The Foundation for Jewish Culture, in partnership with the Charles and Lynn Schusterman Family Foundation, recently announced the launch of the Jewish Studies Expansion Project, a pioneering program aimed at improving and diversifying Jewish studies course offerings at colleges and universities across the nation.
The Schusterman Family Foundation has earmarked $1 million for a pilot phase of the program, which will offer two-year postdoctoral fellowships to new doctoral students with a primary interest in, and dissertations covering, some aspect of Jewish civilization. Participating institutions this year include American University, Northeastern University, Ohio University, Towson University, Tulane University and the University of Delaware.
The main goal of the project is to give undergraduate students more opportunities to learn about Jewish religion, history and culture. While all the participating schools have well-funded, successful Hillels, the JSEP will use the academic community as an avenue for Jewish and non-Jewish students alike to participate in new courses, scholarly events organized by their peers and the larger Jewish community.
More than 40 schools were initially chosen by an advisory committee by comparing the size of the Jewish population on campus with the number of Jewish studies courses being offered. At American University, for example, where the Jewish student population is near 1,100, one Jewish studies course was being offered per semester. In addition, site visits were made, and professionals and students alike were consulted throughout the selection process.
At Northeastern University in Boston, student enrollment in Jewish studies had doubled and tripled in many courses over the past 10 years. Due to the interdisciplinary nature of Jewish studies, however, the subject had no full-time teaching faculty. Instead, professors in various departments would teach Jewish-related courses sporadically.
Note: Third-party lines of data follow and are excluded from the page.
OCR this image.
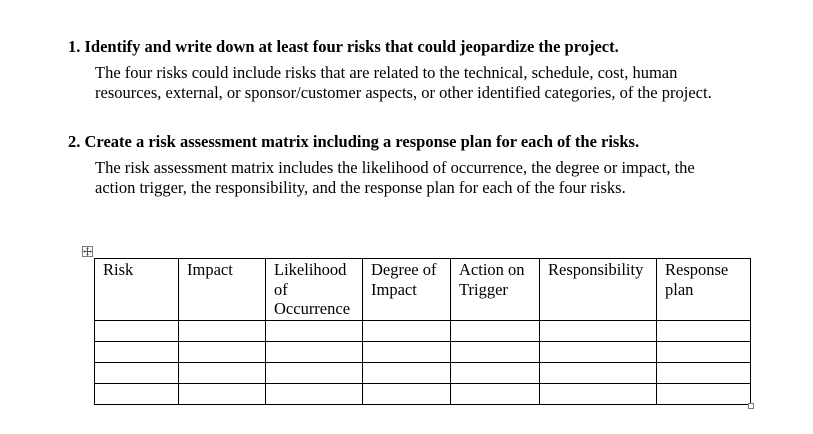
1. Identify and write down at least four risks that could jeopardize the project.
The four risks could include risks that are related to the technical, schedule, cost, human
resources, external, or sponsor/customer aspects, or other identified categories, of the project.
2. Create a risk assessment matrix including a response plan for each of the risks.
The risk assessment matrix includes the likelihood of occurrence, the degree or impact, the
action trigger, the responsibility, and the response plan for each of the four risks.
Risk	Impact	Likelihood of Occurrence	Degree of Impact	Action on Trigger	Responsibility	Response plan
But next year, this will change.
Across the country, doctorates related to Jewish culture are being earned in comparative literature, history, anthropology, linguistics and religion. Consequently, Jewish studies is growing as a prime vantage point into broader fields, and broader fields are becoming a major vantage point from which to approach Jewish history and culture. “Some of the non-Jewish students are drawn by an interest in a related subject (the Holocaust, the Arab-Israeli conflict, etc.), and some are interested in issues of multiculturalism and wish to learn about a culture unfamiliar to them,” remarked Jenny Sartori, associate director of Jewish studies at Northeastern.
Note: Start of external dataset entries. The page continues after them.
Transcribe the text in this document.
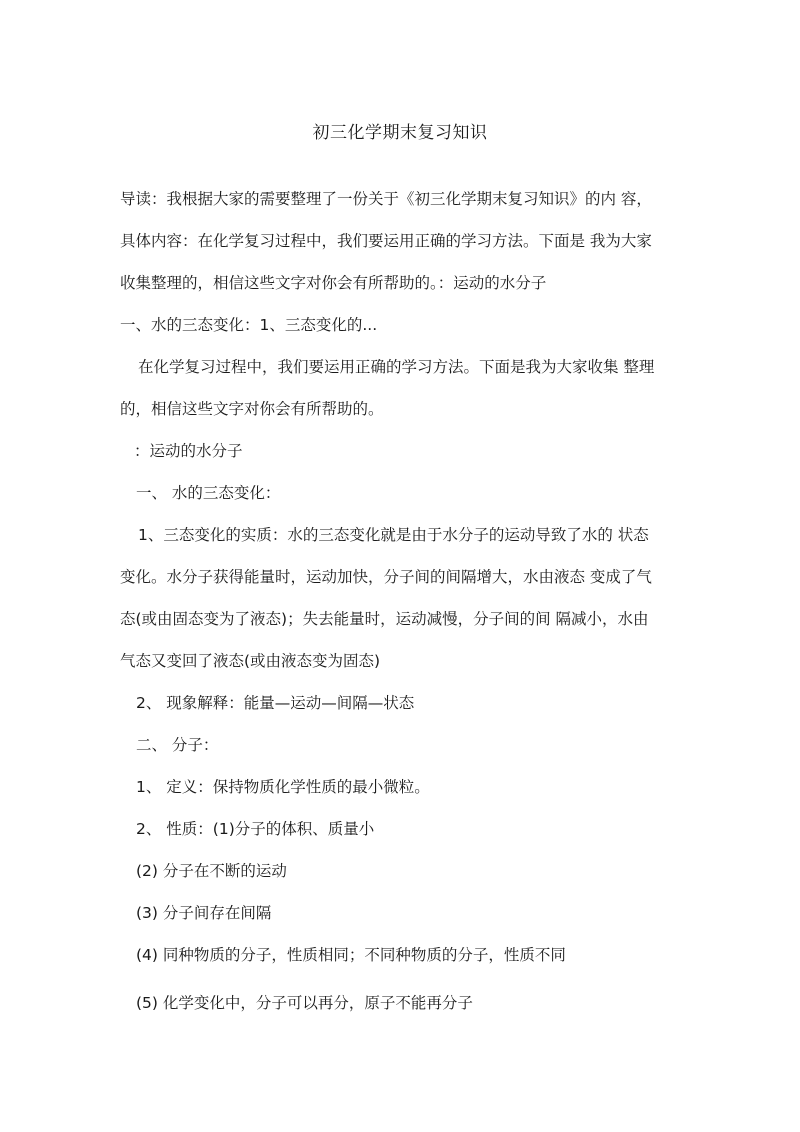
初三化学期末复习知识
导读：我根据大家的需要整理了一份关于《初三化学期末复习知识》的内 容，
具体内容：在化学复习过程中，我们要运用正确的学习方法。下面是 我为大家
收集整理的，相信这些文字对你会有所帮助的。：运动的水分子
一、水的三态变化：1、三态变化的...
在化学复习过程中，我们要运用正确的学习方法。下面是我为大家收集 整理
的，相信这些文字对你会有所帮助的。
：运动的水分子
一、 水的三态变化：
1、三态变化的实质：水的三态变化就是由于水分子的运动导致了水的 状态
变化。水分子获得能量时，运动加快，分子间的间隔增大，水由液态 变成了气
态(或由固态变为了液态)；失去能量时，运动减慢，分子间的间 隔减小，水由
气态又变回了液态(或由液态变为固态)
2、 现象解释：能量—运动—间隔—状态
二、 分子：
1、 定义：保持物质化学性质的最小微粒。
2、 性质：(1)分子的体积、质量小
(2) 分子在不断的运动
(3) 分子间存在间隔
(4) 同种物质的分子，性质相同；不同种物质的分子，性质不同
(5) 化学变化中，分子可以再分，原子不能再分子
The JSEP will also provide a studious way for Jewish students to become engaged with their heritage. “The program is intended to reach and educate a broad swath of Jewish students who may not connect to other sorts of Jewish opportunities on campus, as well as to provide enhanced opportunities for the entire student body to learn about Judaism and Jewish life in a rich, multidisciplinary fashion.” said Lisa Eisen, national program director of the Schusterman Foundation.
Of course, students won’t be the only part of the academic community to benefit. “It’s the first time the foundation is helping this specific demographic — new Ph.D.s,” said Elise Bernhardt, president and CEO of the Foundation for Jewish Culture. “With JSEP, we are helping scholars at a different but critical transition stage — giving them teaching experience before they find a long-term position at an academic institution.”
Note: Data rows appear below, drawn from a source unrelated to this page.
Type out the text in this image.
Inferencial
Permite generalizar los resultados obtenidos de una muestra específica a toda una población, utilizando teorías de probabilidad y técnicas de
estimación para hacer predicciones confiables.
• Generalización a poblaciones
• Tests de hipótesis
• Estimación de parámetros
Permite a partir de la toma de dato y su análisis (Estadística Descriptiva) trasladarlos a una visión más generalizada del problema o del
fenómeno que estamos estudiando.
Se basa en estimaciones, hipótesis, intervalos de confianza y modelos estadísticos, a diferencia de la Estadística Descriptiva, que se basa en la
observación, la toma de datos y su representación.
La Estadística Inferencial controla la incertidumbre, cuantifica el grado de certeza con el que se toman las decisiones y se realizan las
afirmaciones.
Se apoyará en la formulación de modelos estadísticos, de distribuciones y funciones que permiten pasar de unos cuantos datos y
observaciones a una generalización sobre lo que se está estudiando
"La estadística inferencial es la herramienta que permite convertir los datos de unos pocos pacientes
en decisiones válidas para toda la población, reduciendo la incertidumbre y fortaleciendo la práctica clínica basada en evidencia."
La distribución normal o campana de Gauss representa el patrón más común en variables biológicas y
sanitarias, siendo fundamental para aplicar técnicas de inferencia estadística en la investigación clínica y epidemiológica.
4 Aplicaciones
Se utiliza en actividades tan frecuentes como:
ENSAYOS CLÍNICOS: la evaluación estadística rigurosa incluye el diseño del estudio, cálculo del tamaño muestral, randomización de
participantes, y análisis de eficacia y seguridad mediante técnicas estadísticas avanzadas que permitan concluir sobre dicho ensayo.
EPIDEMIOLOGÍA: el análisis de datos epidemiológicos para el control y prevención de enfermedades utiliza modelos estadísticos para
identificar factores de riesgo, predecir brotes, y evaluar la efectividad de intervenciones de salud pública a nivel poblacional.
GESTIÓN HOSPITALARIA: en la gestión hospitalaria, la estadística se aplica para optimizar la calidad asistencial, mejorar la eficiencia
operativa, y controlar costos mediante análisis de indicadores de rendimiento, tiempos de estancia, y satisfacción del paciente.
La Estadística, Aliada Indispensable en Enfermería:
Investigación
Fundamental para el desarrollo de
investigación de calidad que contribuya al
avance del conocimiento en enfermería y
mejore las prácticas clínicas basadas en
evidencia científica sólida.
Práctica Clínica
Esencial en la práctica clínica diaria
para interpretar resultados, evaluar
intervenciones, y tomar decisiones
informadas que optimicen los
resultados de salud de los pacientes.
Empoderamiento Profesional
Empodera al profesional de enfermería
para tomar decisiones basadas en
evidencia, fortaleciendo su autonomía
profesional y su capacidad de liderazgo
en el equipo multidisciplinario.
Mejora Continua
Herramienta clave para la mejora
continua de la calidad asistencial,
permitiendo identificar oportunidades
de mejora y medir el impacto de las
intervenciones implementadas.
Each university receiving a grant is responsible for hiring its new postdoctoral fellow. While the Foundation for Jewish Culture will assist administratively and the Schusterman Family Foundation will work to identify long-term donors, the hiring is an autonomous affair tailored to the unique needs of each institution. David Horowitz, a professor at Tulane University in New Orleans, wrote in an e-mail: “We are looking for a historian with expertise in American Jewish history…. Furthermore, we want someone who cares about rebuilding New Orleans and public service, which has been integrated into the Tulane curriculum. It is possible that the individual we choose could inspire students to care not only about the past but also about the present.”